Releasing in Linebender projects

Several Linebender packages are published to crates.io. When we do so, we follow a process to ensure that:

For backports, see the Backports in Linebender Projects post

Before the release

Preparing for a release

We should make sure that the changelog accurately reflects all important changes since the previous release. It's especially important that we capture all breaking changes. This happens as a normal PR, following normal processes. We want to have any updates to the changelog content happen before the release PR itself (see Preparing the release). This is primarily because changelog content updates are more likely to run into merge conflicts.

Dependencies

We make sure that all dependencies are at their latest version. This is achieved by running:

# Updates dependencies in Cargo.toml files.
cargo upgrade --ignore-rust-version
# Updates Cargo.lock to match what new users who add our crate will use.
# This ensures our testing is realistic.
cargo update --ignore-rust-version

You should also check that the cargo upgrade output doesn't list any breaking releases of our dependencies. Note that we have a public dependency on some crates (especially wgpu), which we want to keep synchronised across our projects.

This will be submitted as a PR, following normal processes.

See rfcs#5 for motivation of this strategy.

Preparing the release

Anyone can prepare the release PR (although it should be an organisation member). The PR which makes a release should only bump version numbers in Cargo.toml (and Cargo.lock) files, and update the changelog as described below.

To validate the release, you can run: cargo publish -p {crate1} -p {crate2} --dry-run. At this stage, you should only be doing a dry run. Cargo should probably not be logged into crates.io at this stage.

The updates required in the changelog are as follows:

It's recommended to run markdownlint on the resultant changelog, to ensure that all links are up-to-date. The author does this through the DavidAnson.vscode-markdownlint VSCode extension, but other ways of running it are available.

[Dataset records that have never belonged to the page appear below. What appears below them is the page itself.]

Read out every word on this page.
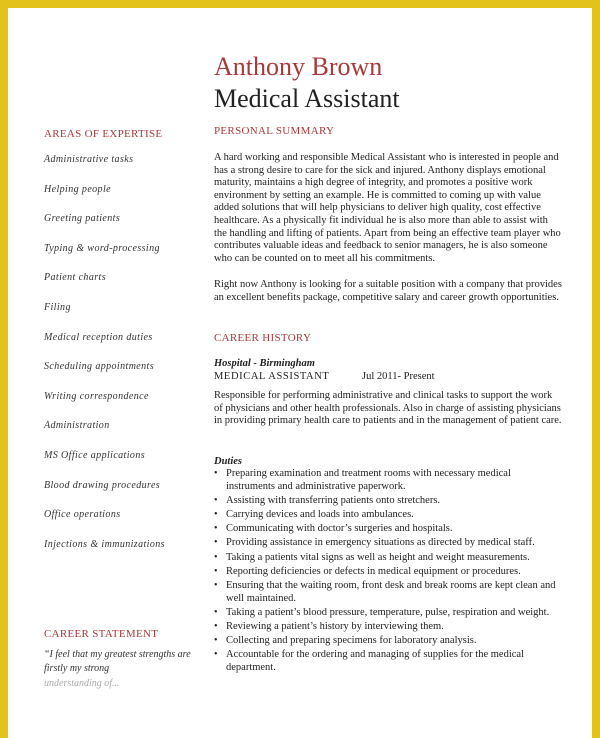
Anthony Brown
Medical Assistant
AREAS OF EXPERTISE
Administrative tasks
Helping people
Greeting patients
Typing & word-processing
Patient charts
Filing
Medical reception duties
Scheduling appointments
Writing correspondence
Administration
MS Office applications
Blood drawing procedures
Office operations
Injections & immunizations
CAREER STATEMENT
“I feel that my greatest strengths are firstly my strong
understanding of...
PERSONAL SUMMARY

A hard working and responsible Medical Assistant who is interested in people and has a strong desire to care for the sick and injured. Anthony displays emotional maturity, maintains a high degree of integrity, and promotes a positive work environment by setting an example. He is committed to coming up with value added solutions that will help physicians to deliver high quality, cost effective healthcare. As a physically fit individual he is also more than able to assist with the handling and lifting of patients. Apart from being an effective team player who contributes valuable ideas and feedback to senior managers, he is also someone who can be counted on to meet all his commitments.

Right now Anthony is looking for a suitable position with a company that provides an excellent benefits package, competitive salary and career growth opportunities.

CAREER HISTORY
Hospital - Birmingham
MEDICAL ASSISTANT	Jul 2011- Present

Responsible for performing administrative and clinical tasks to support the work of physicians and other health professionals. Also in charge of assisting physicians in providing primary health care to patients and in the management of patient care.

Duties
• Preparing examination and treatment rooms with necessary medical instruments and administrative paperwork.
• Assisting with transferring patients onto stretchers.
• Carrying devices and loads into ambulances.
• Communicating with doctor’s surgeries and hospitals.
• Providing assistance in emergency situations as directed by medical staff.
• Taking a patients vital signs as well as height and weight measurements.
• Reporting deficiencies or defects in medical equipment or procedures.
• Ensuring that the waiting room, front desk and break rooms are kept clean and well maintained.
• Taking a patient’s blood pressure, temperature, pulse, respiration and weight.
• Reviewing a patient’s history by interviewing them.
• Collecting and preparing specimens for laboratory analysis.
• Accountable for the ordering and managing of supplies for the medical department.
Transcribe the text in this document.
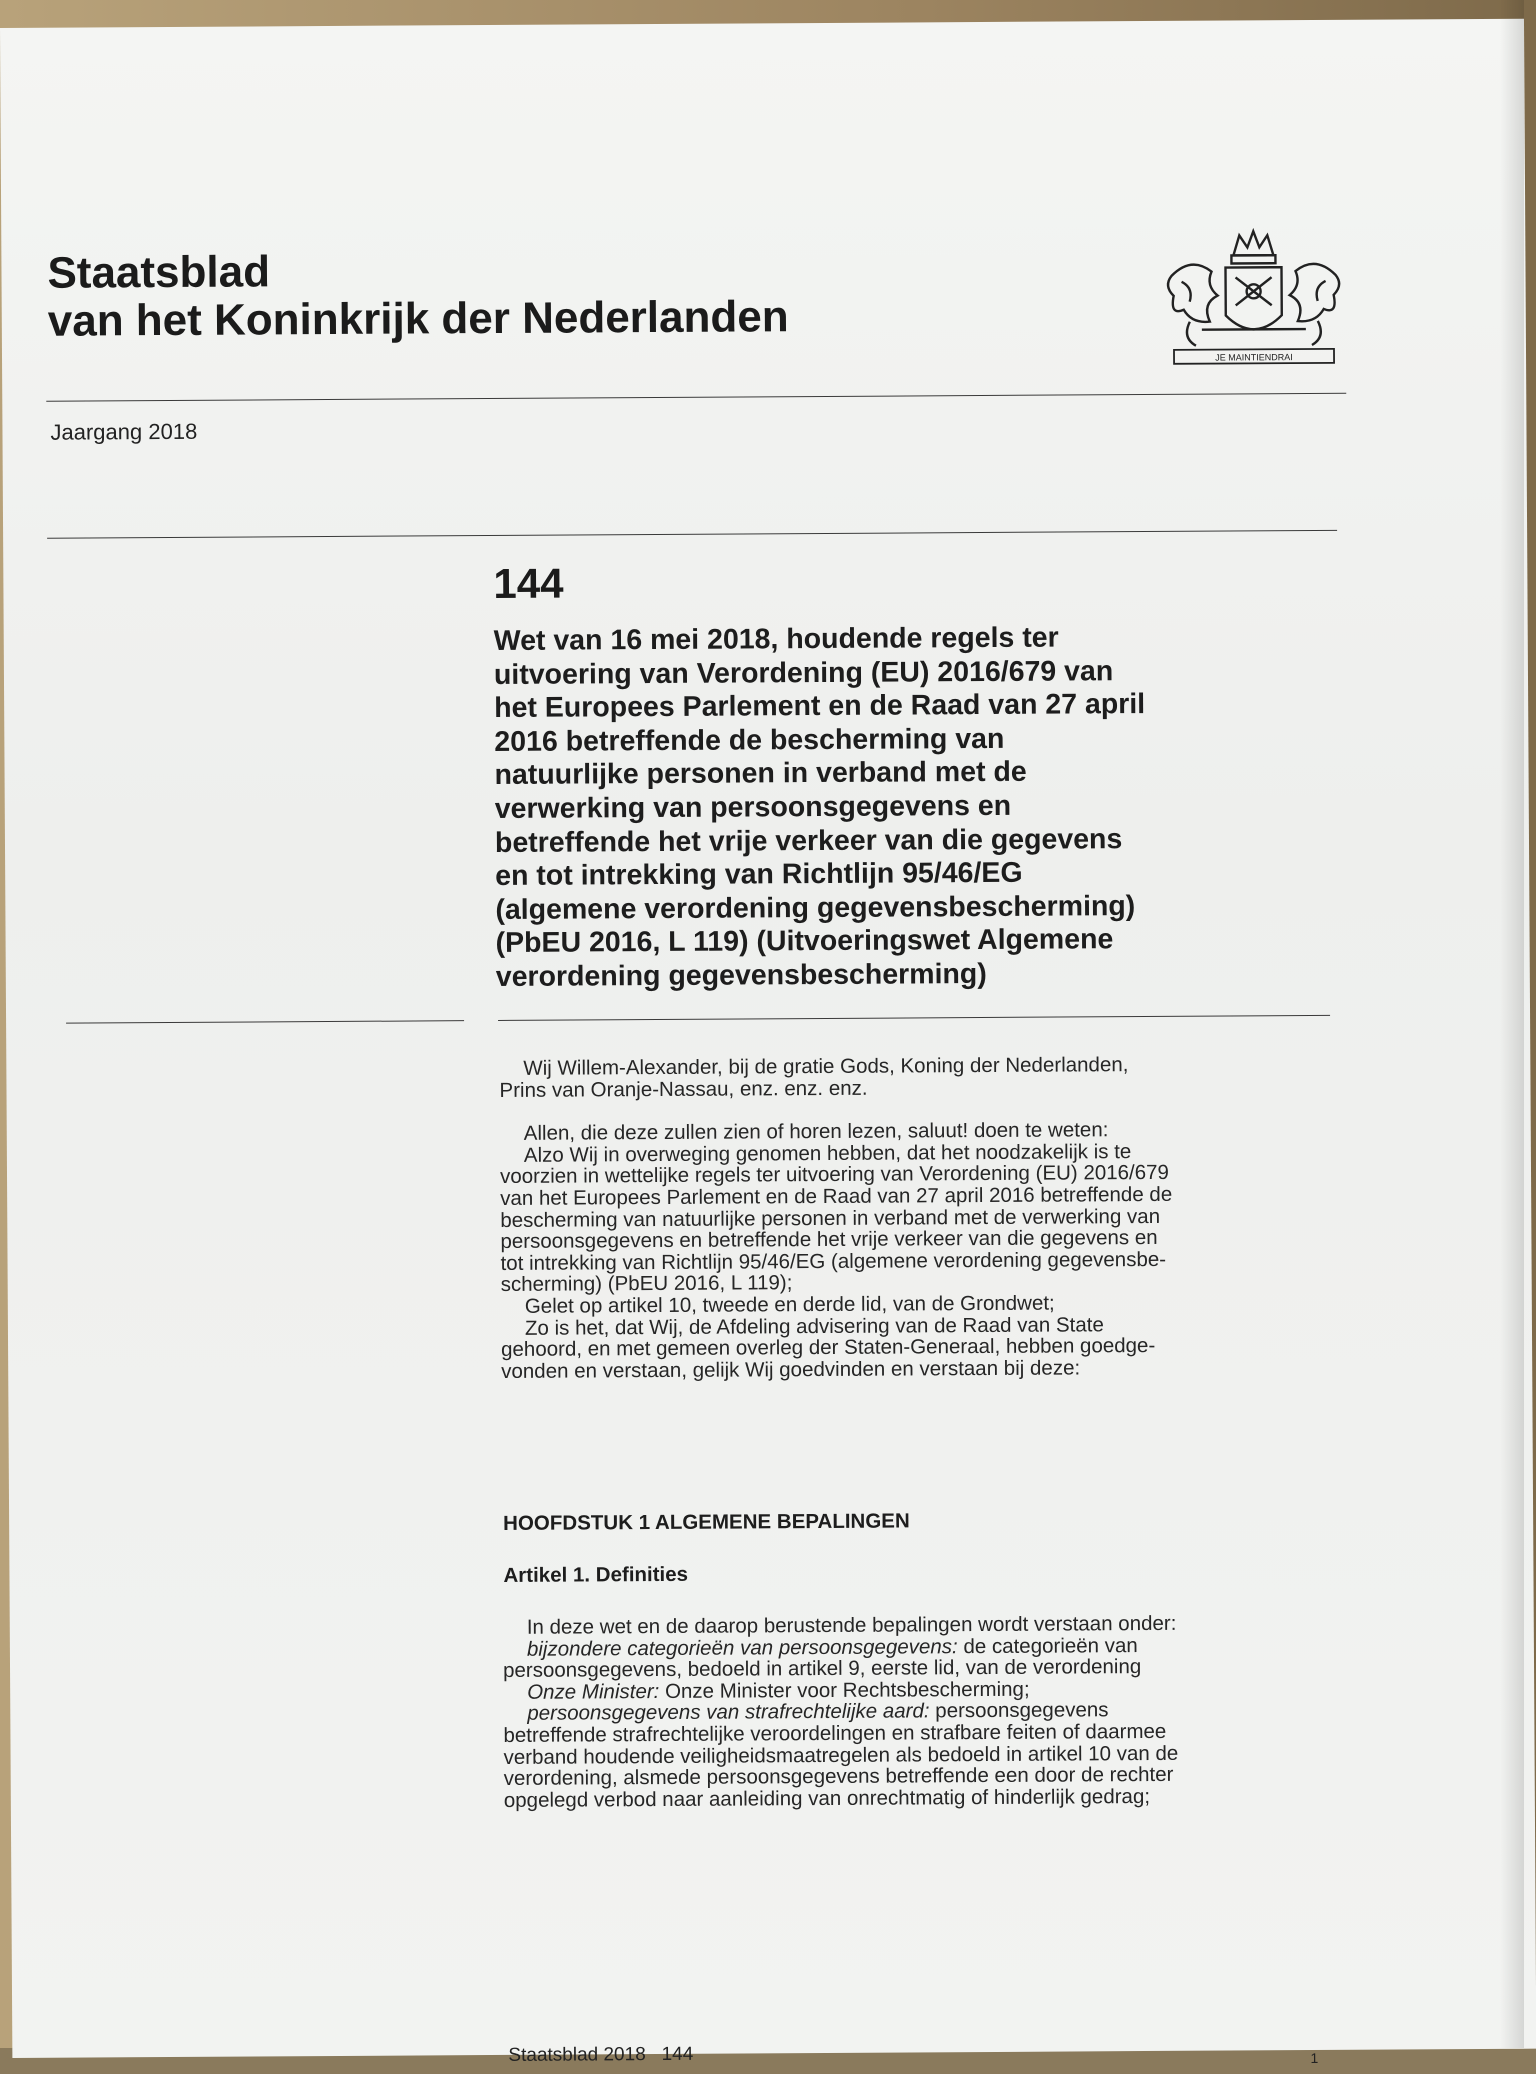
Staatsblad
van het Koninkrijk der Nederlanden
JE MAINTIENDRAI
Jaargang 2018
144
Wet van 16 mei 2018, houdende regels ter
uitvoering van Verordening (EU) 2016/679 van
het Europees Parlement en de Raad van 27 april
2016 betreffende de bescherming van
natuurlijke personen in verband met de
verwerking van persoonsgegevens en
betreffende het vrije verkeer van die gegevens
en tot intrekking van Richtlijn 95/46/EG
(algemene verordening gegevensbescherming)
(PbEU 2016, L 119) (Uitvoeringswet Algemene
verordening gegevensbescherming)
Wij Willem-Alexander, bij de gratie Gods, Koning der Nederlanden,
Prins van Oranje-Nassau, enz. enz. enz.
Allen, die deze zullen zien of horen lezen, saluut! doen te weten:
Alzo Wij in overweging genomen hebben, dat het noodzakelijk is te
voorzien in wettelijke regels ter uitvoering van Verordening (EU) 2016/679
van het Europees Parlement en de Raad van 27 april 2016 betreffende de
bescherming van natuurlijke personen in verband met de verwerking van
persoonsgegevens en betreffende het vrije verkeer van die gegevens en
tot intrekking van Richtlijn 95/46/EG (algemene verordening gegevensbe-
scherming) (PbEU 2016, L 119);
Gelet op artikel 10, tweede en derde lid, van de Grondwet;
Zo is het, dat Wij, de Afdeling advisering van de Raad van State
gehoord, en met gemeen overleg der Staten-Generaal, hebben goedge-
vonden en verstaan, gelijk Wij goedvinden en verstaan bij deze:
HOOFDSTUK 1 ALGEMENE BEPALINGEN
Artikel 1. Definities
In deze wet en de daarop berustende bepalingen wordt verstaan onder:
bijzondere categorieën van persoonsgegevens: de categorieën van
persoonsgegevens, bedoeld in artikel 9, eerste lid, van de verordening
Onze Minister: Onze Minister voor Rechtsbescherming;
persoonsgegevens van strafrechtelijke aard: persoonsgegevens
betreffende strafrechtelijke veroordelingen en strafbare feiten of daarmee
verband houdende veiligheidsmaatregelen als bedoeld in artikel 10 van de
verordening, alsmede persoonsgegevens betreffende een door de rechter
opgelegd verbod naar aanleiding van onrechtmatig of hinderlijk gedrag;
Staatsblad 2018   144	1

Note: Linebender uses the current date in the UTC time zone for release dates in changelogs. In the evening in America this might be the next day than the one in your calendar, and for the morning in Australia, this might be the previous day.

Releasing

Release pull requests are an exception to our "author merges" policy. Instead release PRs can only be merged by someone who has release permissions, and who will then perform the release once the PR is merged.

Checking permissions

The person who is making the release needs all of the following permissions:

Checking the dates

The release date in the changelog should be updated to the correct current date just before merging. This person performing the release should do this step, not the PR author.

Note: Linebender uses the current date in the UTC time zone. In the evening in America this might be the next day than the one in your calendar, and for the morning in Australia, this might be the previous day.

Merging the release PR

The release PR should be merged, after it has been approved. This will use our standard merge queue. The merge will be queued by the person performing the release.

Validating correct commit

Once the release PR has been merged, you should check out the main branch, and pull from it. You should also validate that the current checked out commit git rev-parse --short HEAD matches the newly created commit on main (e.g. through the GitHub web interface, using gh repo view --web).

Publishing

You are now ready to perform the publish. As a security best practice, you should only log cargo into crates.io whilst making releases. The author uses 1Password to achieve this, but alternatively making a short-lived token on crates.io as you make a release is also an acceptable way to achieve this. Note that we don't enforce this.

If you're publishing multiple crates at once, you should publish using cargo publish -p {crate1} -p {crate2}. This ensures that each of the crates will compile successfully.

For new crates, we make sure that at least three Linebender organisation members have publish permissions. This should include Raph, and at least one organisation admin. Ask on Zulip if you're unsure about this step.

GitHub release

We also create a GitHub release and git tag for each release. The easiest way to do both is through GitHub's web interface.

Once this is done, the GitHub release can be created.

Zulip message

We also share releases on the Linebender Zulip. The format for this message is:

{Crate Name} v{x.x.x} is out now:

- [GitHub Release](URL of the release on GitHub)
- [Crates.io](https://crates.io/crates/{package_name}/{x.x.x})
- [Docs](https://docs.rs/{package_name}/{x.x.x})

The format can be slightly different if the release involves multiple packages. See the message sent for the previous release for that project in this case.

We also occasionally share releases on Mastodon.